The 50-plus recipes are aimed at gourmet chefs as well as common cooks who want to branch out from store-bought ingredients and experiment with the likes of hawthorn, toyon and western black walnut that Feinstein uses to make vin de noix.
Once a vegetarian turned vegan, Feinstein now eats meat. "My goal is to go on a hunt for wild boar," he says. "I really love how it tastes."

Top picks -
Foraging is illegal in public parks. Mia Andler and Kevin Feinstein urge novices to begin the search for edible plants in their backyards, parking lots or community gardens. It helps to know someone with a farm, orchard or vineyard who will grant free foraging rights.
-- The best acorns are found inland, east of the Caldecott Tunnel or in the dry hills of Marin from September through November.
-- Miner's lettuce and chickweed usually grow together and are abundant during the rainy season in wilderness tracts and along the sides of country roads.
-- Mushrooms grow best in coastal forests after fall and winter rains.
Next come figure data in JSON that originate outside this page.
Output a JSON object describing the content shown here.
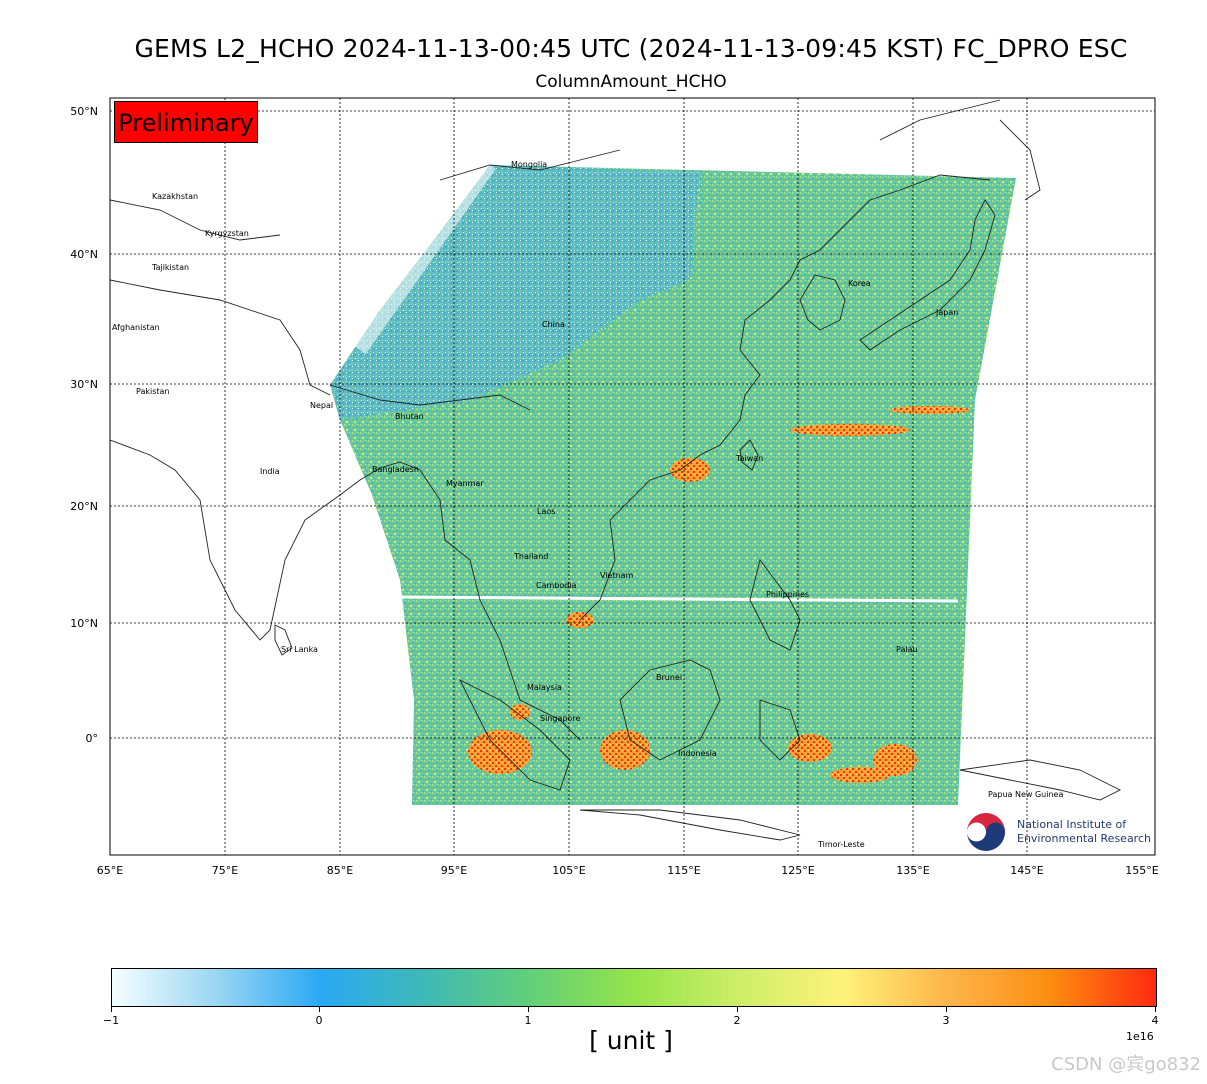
{
  "title": "GEMS L2_HCHO 2024-11-13-00:45 UTC (2024-11-13-09:45 KST)  FC_DPRO ESC",
  "subtitle": "ColumnAmount_HCHO",
  "badge": "Preliminary",
  "lat_labels": [
    "50°N",
    "40°N",
    "30°N",
    "20°N",
    "10°N",
    "0°"
  ],
  "lon_labels": [
    "65°E",
    "75°E",
    "85°E",
    "95°E",
    "105°E",
    "115°E",
    "125°E",
    "135°E",
    "145°E",
    "155°E"
  ],
  "countries": [
    "Kazakhstan",
    "Kyrgyzstan",
    "Tajikistan",
    "Afghanistan",
    "Pakistan",
    "Mongolia",
    "China",
    "Korea",
    "Japan",
    "Nepal",
    "Bhutan",
    "India",
    "Bangladesh",
    "Myanmar",
    "Laos",
    "Taiwan",
    "Thailand",
    "Cambodia",
    "Vietnam",
    "Philippines",
    "Sri Lanka",
    "Palau",
    "Brunei",
    "Malaysia",
    "Singapore",
    "Indonesia",
    "Papua New Guinea",
    "Timor-Leste"
  ],
  "logo": {
    "line1": "National Institute of",
    "line2": "Environmental Research"
  },
  "colorbar": {
    "tick_labels": [
      "−1",
      "0",
      "1",
      "2",
      "3",
      "4"
    ],
    "exponent": "1e16",
    "unit_label": "[ unit ]"
  },
  "watermark": "CSDN @宾go832",
  "colors": {
    "badge": "#ff0000",
    "logo_text": "#223a6e"
  }
}
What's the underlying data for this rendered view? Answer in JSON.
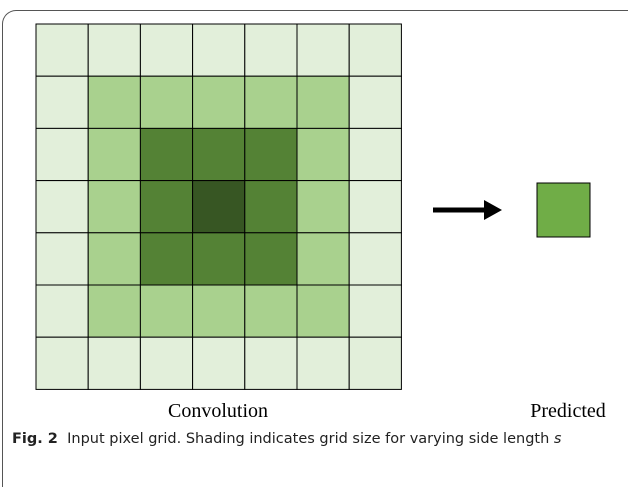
{
  "figure": {
    "labels": {
      "left": "Convolution",
      "right": "Predicted"
    },
    "caption": {
      "number": "Fig. 2",
      "text": "Input pixel grid. Shading indicates grid size for varying side length ",
      "variable": "s"
    }
  }
}
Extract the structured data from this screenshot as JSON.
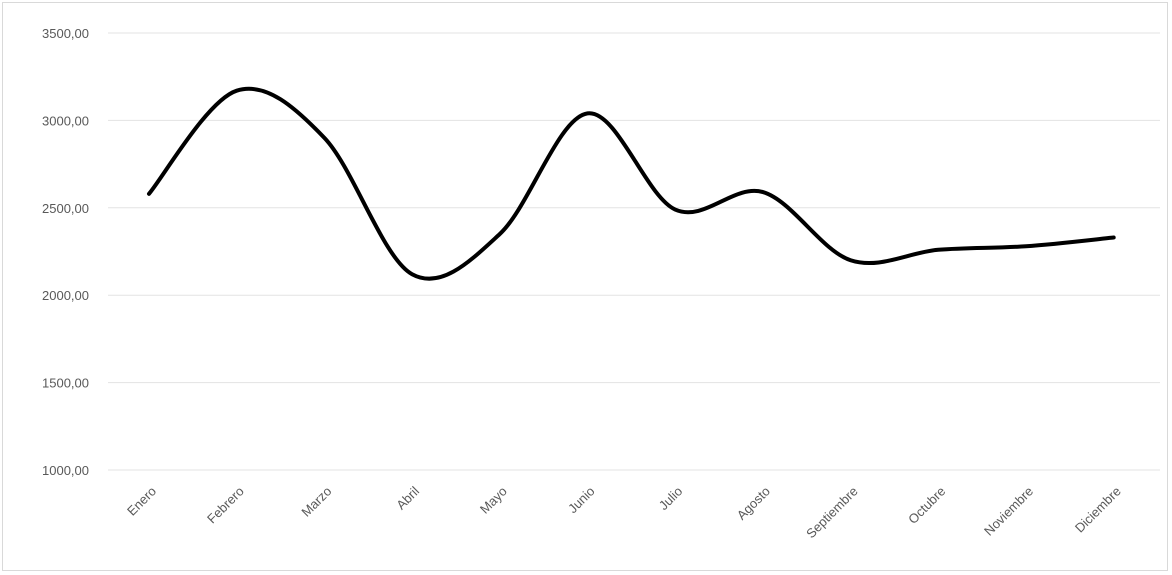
{
  "chart_data": {
    "type": "line",
    "categories": [
      "Enero",
      "Febrero",
      "Marzo",
      "Abril",
      "Mayo",
      "Junio",
      "Julio",
      "Agosto",
      "Septiembre",
      "Octubre",
      "Noviembre",
      "Diciembre"
    ],
    "series": [
      {
        "values": [
          2580,
          3170,
          2900,
          2120,
          2350,
          3040,
          2490,
          2590,
          2200,
          2260,
          2280,
          2330
        ],
        "color": "#000000"
      }
    ],
    "y_ticks": [
      "1000,00",
      "1500,00",
      "2000,00",
      "2500,00",
      "3000,00",
      "3500,00"
    ],
    "ylim": [
      1000,
      3500
    ],
    "smooth": true,
    "grid": "horizontal",
    "legend": "none",
    "title": "",
    "xlabel": "",
    "ylabel": ""
  }
}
They will grow back each season if only the tops are harvested.
-- Nettles like wet areas along the coast, near streams, and can be foraged in winter and spring. Wear gloves to avoid stings from picking the plant.
-- Yerba Buena, which means "good herb" in Spanish, grows abundantly in most Bay Area hills, often under the shade of oak and bay trees, and it's available most of the year.

Kevin Feinstein, who barely ate produce at all growing up in Tennessee, demonstrates his expertise in finding and cultivating thistles during an outing with Mia Andler in the East Bay hills.